Ok I said I was gonna break down what I was talking about yesterday.
I was shook to oblivion that I got a chick pregnant. And on top of that its a chick I couldn't stand nor found attractive.
My thought process was fukked up the entire weekend until I realized I'm good. I thought about my family being disappointed in me. I thought about how my family supports me in college. How would I support my child? I would have to completely drop out of college and stop chasing my dreams and support my kid. And then I thought about all the silly shyt I do for fun I won't be able to do anymore because I would have to watch a kid. I wouldn't be able to go to school. I would have to move back to my shyt town. I would have to get a shyt job not for myself but all my money would have to go to my child. I wouldn't be able to go out all weekend and party with the boys. I won't be able to go to events that are expensive. And I'd be giving up a lot of shyt I can't even think of right now. And most importantly I would have to see that chick the rest of my life. Some random girl I met off Tinder. Who I plan to never talk to or see ever again after our little encounter.

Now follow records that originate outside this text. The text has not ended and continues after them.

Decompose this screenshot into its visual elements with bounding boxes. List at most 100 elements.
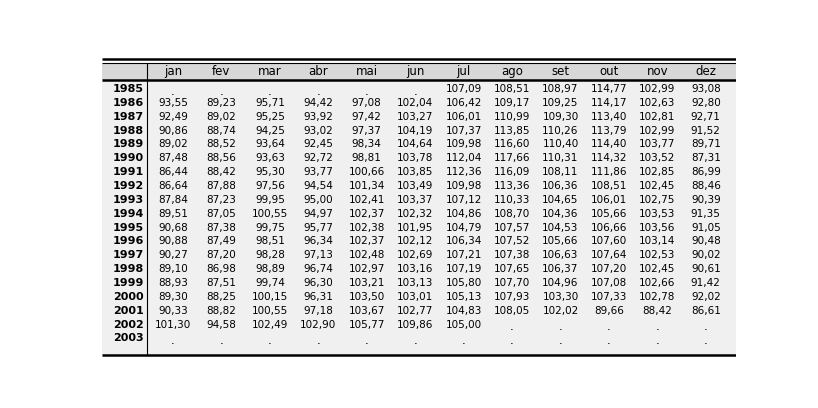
Text: 1985: 1985 [113,84,144,94]
Text: 104,65: 104,65 [542,195,578,205]
Text: 88,82: 88,82 [206,306,236,316]
Text: 111,86: 111,86 [591,167,627,177]
Text: 99,95: 99,95 [255,195,285,205]
Text: 102,99: 102,99 [639,84,676,94]
Text: 88,42: 88,42 [206,167,236,177]
Text: 96,30: 96,30 [303,278,333,288]
Text: 105,77: 105,77 [348,319,385,330]
Text: 87,84: 87,84 [158,195,188,205]
Text: .: . [219,85,223,98]
Text: 110,40: 110,40 [542,140,578,149]
Text: 101,30: 101,30 [155,319,191,330]
Text: fev: fev [212,65,231,78]
Text: 106,42: 106,42 [446,98,482,108]
Text: 100,15: 100,15 [252,292,288,302]
Text: .: . [317,334,320,347]
Text: .: . [704,320,708,333]
Text: 90,48: 90,48 [691,237,721,246]
Text: 89,30: 89,30 [158,292,188,302]
Text: 102,04: 102,04 [397,98,434,108]
Text: 87,51: 87,51 [206,278,236,288]
Text: 102,69: 102,69 [397,251,434,260]
Text: 108,11: 108,11 [542,167,578,177]
Text: 1986: 1986 [113,98,144,108]
Text: 103,49: 103,49 [397,181,434,191]
Text: 98,34: 98,34 [352,140,382,149]
Text: 100,55: 100,55 [252,306,288,316]
Text: nov: nov [646,65,668,78]
Text: 90,33: 90,33 [158,306,188,316]
Text: 90,27: 90,27 [158,251,188,260]
Text: 109,17: 109,17 [494,98,530,108]
Text: 108,51: 108,51 [494,84,530,94]
Text: 94,58: 94,58 [206,319,236,330]
Text: 105,00: 105,00 [446,319,482,330]
Text: 106,01: 106,01 [591,195,627,205]
Text: 91,52: 91,52 [691,126,721,135]
Text: 103,13: 103,13 [397,278,434,288]
Text: 90,39: 90,39 [691,195,721,205]
Text: jun: jun [406,65,425,78]
Text: 113,79: 113,79 [591,126,627,135]
Text: 92,71: 92,71 [691,112,721,122]
Text: 88,52: 88,52 [206,140,236,149]
Text: 109,98: 109,98 [446,181,482,191]
Text: 86,99: 86,99 [691,167,721,177]
Text: 97,18: 97,18 [303,306,333,316]
Text: 103,53: 103,53 [639,209,676,219]
Text: 1992: 1992 [113,181,144,191]
Text: 89,02: 89,02 [158,140,188,149]
Text: 86,44: 86,44 [158,167,188,177]
Text: abr: abr [308,65,328,78]
Text: 93,92: 93,92 [303,112,333,122]
Text: .: . [510,320,514,333]
Text: 102,99: 102,99 [639,126,676,135]
Text: 101,95: 101,95 [397,223,434,233]
Text: 107,93: 107,93 [494,292,530,302]
Text: .: . [413,85,417,98]
Text: 87,48: 87,48 [158,153,188,163]
Text: 90,86: 90,86 [158,126,188,135]
Text: 86,64: 86,64 [158,181,188,191]
Text: 108,51: 108,51 [591,181,627,191]
Text: .: . [559,320,562,333]
Text: jan: jan [164,65,182,78]
Text: 2001: 2001 [114,306,144,316]
Text: 92,72: 92,72 [303,153,333,163]
Text: 104,96: 104,96 [542,278,578,288]
Text: 103,56: 103,56 [639,223,676,233]
Text: 98,28: 98,28 [255,251,285,260]
Text: 108,05: 108,05 [494,306,530,316]
Text: 102,02: 102,02 [542,306,578,316]
Text: 107,08: 107,08 [591,278,627,288]
Text: 102,53: 102,53 [639,251,676,260]
Text: 98,81: 98,81 [352,153,382,163]
Text: 93,63: 93,63 [255,153,285,163]
Text: 97,42: 97,42 [352,112,382,122]
Text: 106,63: 106,63 [542,251,578,260]
Text: 2000: 2000 [114,292,144,302]
Text: 102,12: 102,12 [397,237,434,246]
Text: 102,41: 102,41 [348,195,385,205]
Text: 90,02: 90,02 [691,251,721,260]
Text: 91,05: 91,05 [691,223,721,233]
Text: 106,37: 106,37 [542,264,578,274]
Text: 114,77: 114,77 [591,84,627,94]
Text: 103,52: 103,52 [639,153,676,163]
Text: 88,46: 88,46 [691,181,721,191]
Text: 113,36: 113,36 [494,181,530,191]
Text: 95,77: 95,77 [303,223,333,233]
Text: 114,17: 114,17 [591,98,627,108]
Text: 87,31: 87,31 [691,153,721,163]
Text: 107,37: 107,37 [446,126,482,135]
Text: 107,52: 107,52 [494,237,530,246]
Text: 1993: 1993 [113,195,144,205]
Text: 102,66: 102,66 [639,278,676,288]
Text: 107,57: 107,57 [494,223,530,233]
Text: 109,86: 109,86 [397,319,434,330]
Text: 103,85: 103,85 [397,167,434,177]
Text: 112,36: 112,36 [445,167,482,177]
Text: 1989: 1989 [113,140,144,149]
Text: 1996: 1996 [113,237,144,246]
Text: 93,64: 93,64 [255,140,285,149]
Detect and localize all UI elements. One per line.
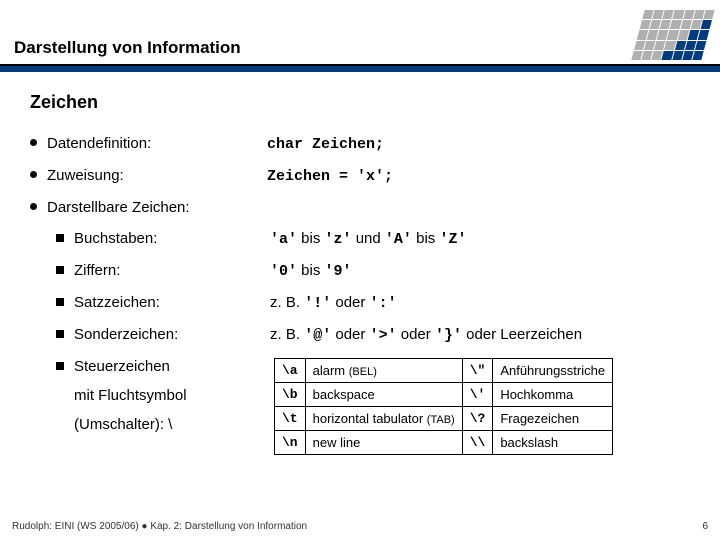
content: Zeichen Datendefinition: char Zeichen; Z… <box>30 92 700 455</box>
square-bullet-icon <box>56 362 64 370</box>
letters-label: Buchstaben: <box>74 230 270 247</box>
row-representable: Darstellbare Zeichen: <box>30 199 700 216</box>
esc-code: \\ <box>462 431 493 455</box>
page-number: 6 <box>702 521 708 532</box>
assign-label: Zuweisung: <box>47 167 267 184</box>
square-bullet-icon <box>56 234 64 242</box>
esc-desc: Anführungsstriche <box>493 359 613 383</box>
footer: Rudolph: EINI (WS 2005/06) ● Kap. 2: Dar… <box>12 521 708 532</box>
row-special: Sonderzeichen: z. B. '@' oder '>' oder '… <box>56 326 700 344</box>
row-digits: Ziffern: '0' bis '9' <box>56 262 700 280</box>
spec-label: Sonderzeichen: <box>74 326 270 343</box>
esc-code: \' <box>462 383 493 407</box>
row-control: Steuerzeichen mit Fluchtsymbol (Umschalt… <box>56 358 700 455</box>
row-definition: Datendefinition: char Zeichen; <box>30 135 700 153</box>
esc-desc: Hochkomma <box>493 383 613 407</box>
esc-code: \t <box>275 407 306 431</box>
esc-code: \a <box>275 359 306 383</box>
esc-desc: backslash <box>493 431 613 455</box>
esc-desc: backspace <box>305 383 462 407</box>
bullet-icon <box>30 139 37 146</box>
bullet-icon <box>30 171 37 178</box>
esc-code: \? <box>462 407 493 431</box>
header-bar <box>0 66 720 72</box>
bullet-icon <box>30 203 37 210</box>
ctrl-line2: mit Fluchtsymbol <box>74 387 270 404</box>
sub-list: Buchstaben: 'a' bis 'z' und 'A' bis 'Z' … <box>56 230 700 455</box>
esc-desc: new line <box>305 431 462 455</box>
row-assignment: Zuweisung: Zeichen = 'x'; <box>30 167 700 185</box>
square-bullet-icon <box>56 330 64 338</box>
punct-value: z. B. '!' oder ':' <box>270 294 397 312</box>
square-bullet-icon <box>56 298 64 306</box>
assign-code: Zeichen = 'x'; <box>267 168 393 185</box>
table-row: \a alarm (BEL) \" Anführungsstriche <box>275 359 613 383</box>
digits-value: '0' bis '9' <box>270 262 352 280</box>
ctrl-line3: (Umschalter): \ <box>74 416 270 433</box>
table-row: \n new line \\ backslash <box>275 431 613 455</box>
table-row: \b backspace \' Hochkomma <box>275 383 613 407</box>
logo-icon <box>631 10 714 60</box>
esc-desc: alarm (BEL) <box>305 359 462 383</box>
esc-code: \n <box>275 431 306 455</box>
table-row: \t horizontal tabulator (TAB) \? Frageze… <box>275 407 613 431</box>
header: Darstellung von Information <box>0 0 720 66</box>
escape-table: \a alarm (BEL) \" Anführungsstriche \b b… <box>274 358 613 455</box>
spec-value: z. B. '@' oder '>' oder '}' oder Leerzei… <box>270 326 582 344</box>
slide-title: Darstellung von Information <box>14 38 241 58</box>
digits-label: Ziffern: <box>74 262 270 279</box>
esc-code: \" <box>462 359 493 383</box>
def-code: char Zeichen; <box>267 136 384 153</box>
repr-label: Darstellbare Zeichen: <box>47 199 267 216</box>
ctrl-label: Steuerzeichen <box>74 358 170 375</box>
square-bullet-icon <box>56 266 64 274</box>
footer-text: Rudolph: EINI (WS 2005/06) ● Kap. 2: Dar… <box>12 521 307 532</box>
subtitle: Zeichen <box>30 92 700 113</box>
punct-label: Satzzeichen: <box>74 294 270 311</box>
def-label: Datendefinition: <box>47 135 267 152</box>
row-punct: Satzzeichen: z. B. '!' oder ':' <box>56 294 700 312</box>
esc-code: \b <box>275 383 306 407</box>
control-label-block: Steuerzeichen mit Fluchtsymbol (Umschalt… <box>56 358 270 433</box>
esc-desc: Fragezeichen <box>493 407 613 431</box>
row-letters: Buchstaben: 'a' bis 'z' und 'A' bis 'Z' <box>56 230 700 248</box>
esc-desc: horizontal tabulator (TAB) <box>305 407 462 431</box>
letters-value: 'a' bis 'z' und 'A' bis 'Z' <box>270 230 466 248</box>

But having a kid could have changed that.
This deep thinking process had my stomach hurting and my chest heavy. I had a major headache. The television was background noise all night while I sat in the dark thinking about my life flashing before my eyes. Typing this now kind of getting me upset.
Then it just hit me, this group, myself, and men in general are fukking stupid. Most of us have it made in this thread. We are either cool ass dudes who have a lot of friends or great life. Some of you dudes are in college like myself. Some of you guys have a great job. And even some of you dudes have a crib all to yourself with a nice car who probably got both Xbox 1 and PS4. No rules, no one bytching at you, you can do whatever you want any time and where when you aren't busy. And the fukked up thing about all of this is we spend most of her time chasing p*ssy, doing things hoping we get p*ssy for it not because we want to, and spend most of our times in threads like these looking for advice on how to deal with women or just straight up get one.
ITS fukkING SILLY. It truly is when you think about it. We risk it all for a few minutes of pleasure with women who most of the time have nothing to offer besides sex or women we don't even like. We let women say shyt that's dumb or shyt that's rude that we would normally correct our own mothers on. Brehs be out here spending a shyt ton of money on a bottle or whatever for a female when they won't even go all out for their own family members that way on christmas or a birthday. Dudes try to lose weight or gain money or skills not for themselves but to impress women.
We do all of this for a few strokes of pleasure that could make your life turn a total 180 if something goes wrong. For example, a kid, a std, a sexual charge, and just straight up drama you might not want in your life. Again as I stated before, I'm not saying you should stop fukking or anything. But please.... please coli brehs stop chasing women because chasing women for pleasure can lead to negative reproductions. You gonna chase and end up finding the devil behind something.
Quit chasing as in quit trying to impress women. Quit trying to act extra for a girl. Don't go all on the deep end trying dating apps, going to places hoping to score, or even having encounters with women hoping something comes out of it and especially quit coming to this thread trying to find new ways or tricks to smash some new p*ssy. Go out and actually have fun in the aspect of just having fun regardless of pulling a female or not. Don't lower your standard for a chick if you have no feelings towards her or do not find her attractive if you know its a easy hit. Do not waste her time either if she has a big plate like dealing with children or some shyt when you just want to fukk and she wants something serious please be straight up.
My best advice is from now on please let shyt be natural for yourself. Talk to women just to talk. I realized all my best encounters with relationships have always been natural when I didn't expect nothing out of it and yet something happens in a poistive way because she likes who you truly are not because you act a certain way someone told you to act to get girls or certain advice you read in a book or on a message board. You will live a long life and no matter who you are someone will like you for being yourself so there is no point of doing all the extra bs. So you don't have to wife up the first chick who really gives u attention or go after the only girl who pays u attention currently because no one else is... Someone else will sooner than later if you just keep acting as yourself and it would be a shame that you finally found a chick you truly like and you're tied down to a chick you met on tinder because you got her prego.